How did we prepared to scale for "La Copa del Rey"
Before starting with this post, you should know that a soccer match between Futbol Club Barcelona and Real Madrid is one of the biggest events in Spain nowadays, although it isn’t the Champions League or “La Liga” it is a big match, those are the two teams with more fans in Spain and one of the most followed matches in the world because of the mediatic impact that has been around this two teams in the past 5 years.
Two weeks ago we were told that our company had closed an agreement, to add advertisement on the Camp Nou during the Semifinals of “La copa del Rey” which was going to be disputed by this two teams I mentioned earlier. Because of this marketing campaign, we had to prepare our application infrastructure to scale and handle the “possible” increase of traffic that this supposed to our application.
As you can see on our website if you haven’t done that yet, we are a service which provides Video On Demand and we can’t allow ourselves to fail, our service must not have maintenance windows, and they shouldn’t notice when we make deep changes on our infrastructure, we only get one chance to give a good impresion because of the different “free” alternatives in the market.
Our web application and API is evolving into a micro-services oriented application which relies on Amazon AWS. Since we moved to Amazon AWS in 2011, we have tried to apply the best practices recommended by Amazon Evangelists (@mza has helped us a lot on this matter) and we’ve also learned from other companies which relies on them as well (Instagram, Netflix, 4sq, Quora, etc…).
Wuaki’s web application and API, relies a 100% in the Ireland region of AWS, which has 3 availability zones (EU-WEST-1a, EU-WEST-1b, EU-WEST-1c). During the past year we have managed to implement all the tools recommended by Amazon to ensure system availability, continuity and resilience.
- Amazon ELB’s
- Amazon Route53
- Amazon Cloudfront and S3
- Amazon EC2 Multi-AZ deployment
- Amazon RDS Multi-AZ deployment
- Amazon Autoscaling
Preparing ourselves for the match
One of the most important thing you have to have in mind before scale your application is that when you setup your Amazon AWS account by default Amazon limits everything inside your profile, which means that, when you start using your account you can’t create unlimited EC2 instances, Elastic IPs, ELBs, etc… Amazon AWS accounts are mostly limited to 5-10 items on each of their services. If you reach to the limits or if you think that this isn’t going to be enough for you, you should send a request explaining your needs and the nature of your request and they will help you (this can take several hours).

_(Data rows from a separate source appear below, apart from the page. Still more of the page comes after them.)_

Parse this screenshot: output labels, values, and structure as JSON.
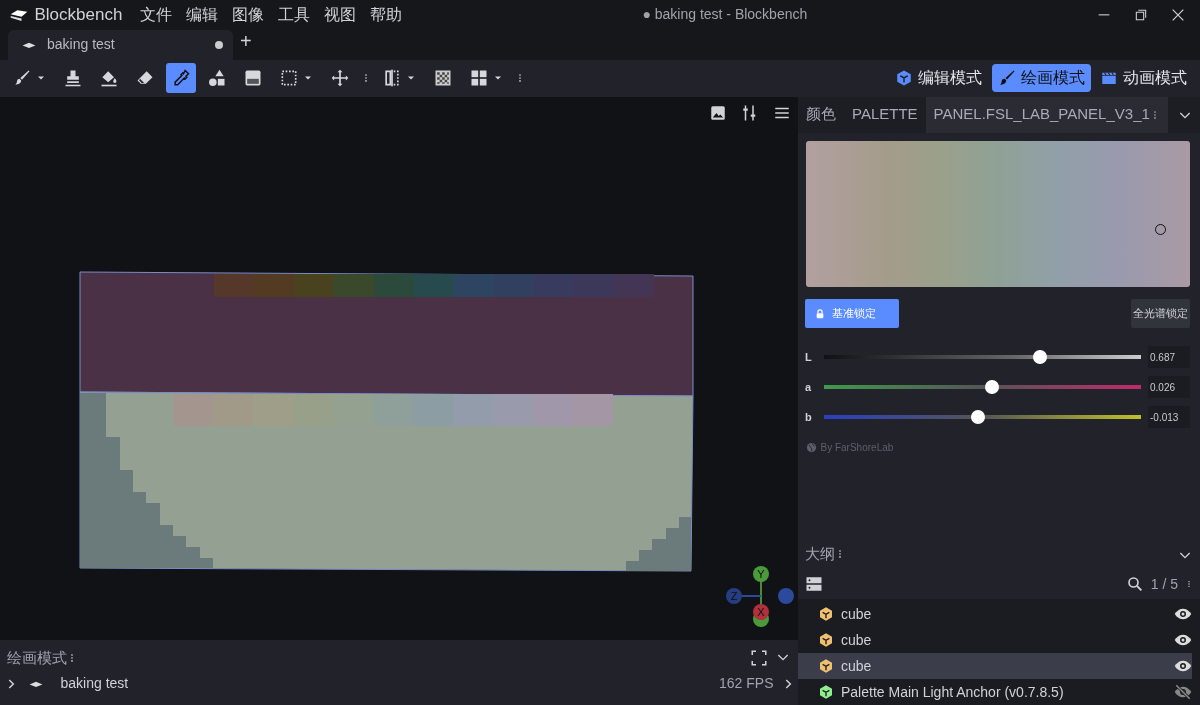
{
  "app": {
    "name": "Blockbench"
  },
  "menu": [
    "文件",
    "编辑",
    "图像",
    "工具",
    "视图",
    "帮助"
  ],
  "window_title": "● baking test - Blockbench",
  "tabs": [
    {
      "label": "baking test",
      "selected": true,
      "unsaved": true
    }
  ],
  "new_tab": "+",
  "tools": [
    {
      "selected": false,
      "dropdown": true
    },
    {
      "selected": false,
      "dropdown": false
    },
    {
      "selected": false,
      "dropdown": false
    },
    {
      "selected": false,
      "dropdown": false
    },
    {
      "selected": true,
      "dropdown": false
    },
    {
      "selected": false,
      "dropdown": false
    },
    {
      "selected": false,
      "dropdown": false
    },
    {
      "selected": false,
      "dropdown": true
    },
    {
      "selected": false,
      "dropdown": false
    },
    {
      "selected": false,
      "dropdown": true
    },
    {
      "selected": false,
      "dropdown": false
    },
    {
      "selected": false,
      "dropdown": true
    }
  ],
  "modes": [
    {
      "label": "编辑模式",
      "selected": false
    },
    {
      "label": "绘画模式",
      "selected": true
    },
    {
      "label": "动画模式",
      "selected": false
    }
  ],
  "gizmo_axes": [
    "Y",
    "Z",
    "X"
  ],
  "bottom_panel": {
    "title": "绘画模式",
    "project": "baking test",
    "fps": "162 FPS"
  },
  "panel_tabs": [
    {
      "label": "颜色",
      "selected": false
    },
    {
      "label": "PALETTE",
      "selected": false
    },
    {
      "label": "PANEL.FSL_LAB_PANEL_V3_1",
      "selected": true
    }
  ],
  "locks": [
    {
      "label": "基准锁定",
      "on": true
    },
    {
      "label": "全光谱锁定",
      "on": false
    }
  ],
  "sliders": [
    {
      "name": "L",
      "level": 0.68,
      "reading": "0.687"
    },
    {
      "name": "a",
      "level": 0.53,
      "reading": "0.026"
    },
    {
      "name": "b",
      "level": 0.485,
      "reading": "-0.013"
    }
  ],
  "credit": "By FarShoreLab",
  "outliner": {
    "title": "大纲",
    "count": "1 / 5",
    "items": [
      {
        "name": "cube",
        "color": "#f0c070",
        "selected": false,
        "visible": true
      },
      {
        "name": "cube",
        "color": "#f0c070",
        "selected": false,
        "visible": true
      },
      {
        "name": "cube",
        "color": "#f0c070",
        "selected": true,
        "visible": true
      },
      {
        "name": "Palette Main Light Anchor (v0.7.8.5)",
        "color": "#8ef08c",
        "selected": false,
        "visible": false
      }
    ]
  }
}
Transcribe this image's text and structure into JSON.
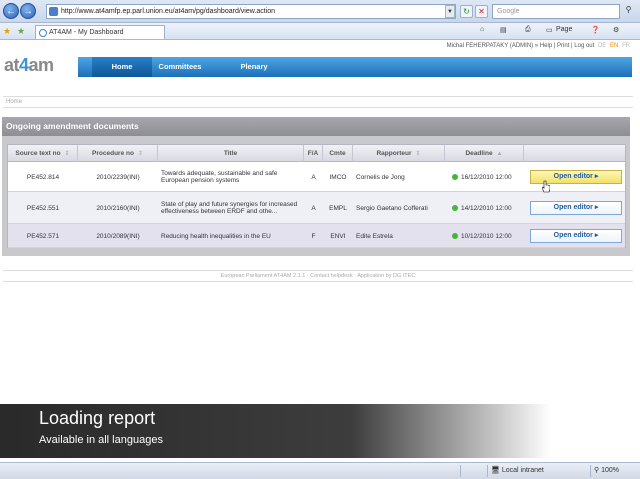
{
  "browser": {
    "url": "http://www.at4amfp.ep.parl.union.eu/at4am/pg/dashboard/view.action",
    "search_placeholder": "Google",
    "tab_title": "AT4AM - My Dashboard",
    "page_menu": "Page",
    "zone": "Local intranet",
    "zoom": "100%"
  },
  "user": {
    "info": "Michal FEHERPATAKY (ADMIN) » Help | Print | Log out",
    "languages": [
      "DE",
      "EN",
      "FR"
    ],
    "active_language": "EN"
  },
  "app": {
    "logo_pre": "at",
    "logo_mid": "4",
    "logo_post": "am"
  },
  "nav": {
    "items": [
      "Home",
      "Committees",
      "Plenary"
    ],
    "active": "Home"
  },
  "breadcrumb": "Home",
  "panel": {
    "title": "Ongoing amendment documents",
    "columns": [
      "Source text no",
      "Procedure no",
      "Title",
      "F/A",
      "Cmte",
      "Rapporteur",
      "Deadline"
    ],
    "rows": [
      {
        "source": "PE452.814",
        "procedure": "2010/2239(INI)",
        "title": "Towards adequate, sustainable and safe European pension systems",
        "fa": "A",
        "cmte": "IMCO",
        "rapporteur": "Cornelis de Jong",
        "deadline": "16/12/2010 12:00",
        "status": "green",
        "action": "Open editor ▸"
      },
      {
        "source": "PE452.551",
        "procedure": "2010/2160(INI)",
        "title": "State of play and future synergies for increased effectiveness between ERDF and othe...",
        "fa": "A",
        "cmte": "EMPL",
        "rapporteur": "Sergio Gaetano Cofferati",
        "deadline": "14/12/2010 12:00",
        "status": "green",
        "action": "Open editor ▸"
      },
      {
        "source": "PE452.571",
        "procedure": "2010/2089(INI)",
        "title": "Reducing health inequalities in the EU",
        "fa": "F",
        "cmte": "ENVI",
        "rapporteur": "Edite Estrela",
        "deadline": "10/12/2010 12:00",
        "status": "green",
        "action": "Open editor ▸"
      }
    ]
  },
  "footer": "European Parliament AT4AM 2.1.1 · Contact helpdesk · Application by DG ITEC",
  "overlay": {
    "title": "Loading report",
    "subtitle": "Available in all languages"
  },
  "colors": {
    "nav_blue": "#1c6fb8",
    "accent_orange": "#e08a00",
    "status_green": "#44b536",
    "hover_yellow": "#f2e06a"
  }
}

One key aspect when you want to scale your architecture using Amazon AWS is to use Amazon AWS ELBs. ELBs are the most intelligent way to manage load balancing inside Amazon AWS public or private cloud, but they have a downside if you plan to receive thousands of request and a specific moment they won’t work properly unless you ask for a pre-warming of some ELBs. This can be done opening a ticket with Amazon AWS support team, who will ask you some details related to your application.
Last week we asked Amazon to increase our EC2 limits to a maximum of 150 servers and to pre-warm 6 of our ELBs to handle the possible increase of traffic that we could face during this event. Everything was solved on their side in one day (they asked me a lot of questions).
In parallel, we configured our autoscaling policies to increase the minimum working instances on each layer of our stack lowering the alarm thresholds that were going to trigger up and down our autoscaling policies. We’ve learned that each instance on Amazon has different properties, far from the obvious CPU and memory your NICs also behave in different ways depending on the instance type.
Amazon AMI Types Nic limitations
Amazon m1.large instances has 500 MBits/sec link and m1.xlarge has 1000 MBits/sec for example. You must take into consideration that if you use Amazon EBS part of the network traffic will go to the EBS storage traffic unless you use provisioned IOPS. Because of this NetworkOUT metric is the most reliable when you Autoscale.
Most of Wuaki.tv infrastructure relies on m1.large AMI types on the core application layer, and m1.xlarge on the database layer using Multi-AZ deployment, which means that is a Master instance fails, in a matter of seconds Amazon will trigger a backup instance on any other availability zone. Our current MySQL stack currently looks like this.
We also implemented a little contingence plan to avoid overload on our stack. Since the past friday, each user who tries to access Wuaki.TV is redirected to a signup landing page unless his public IP address is a spanish IP. That was planed to help us in case we receive lot’s of traffic from countries where we aren’t currently available.
During the match
During the match we received almost 10 times more subscription registrations than we get on daily basis, and we successfully handled the traffic peaks during the half-time without any issue, mainly because it was a intense match and people were into the game most of the time, so we had to ensure that all the users could access our application even during the half-time.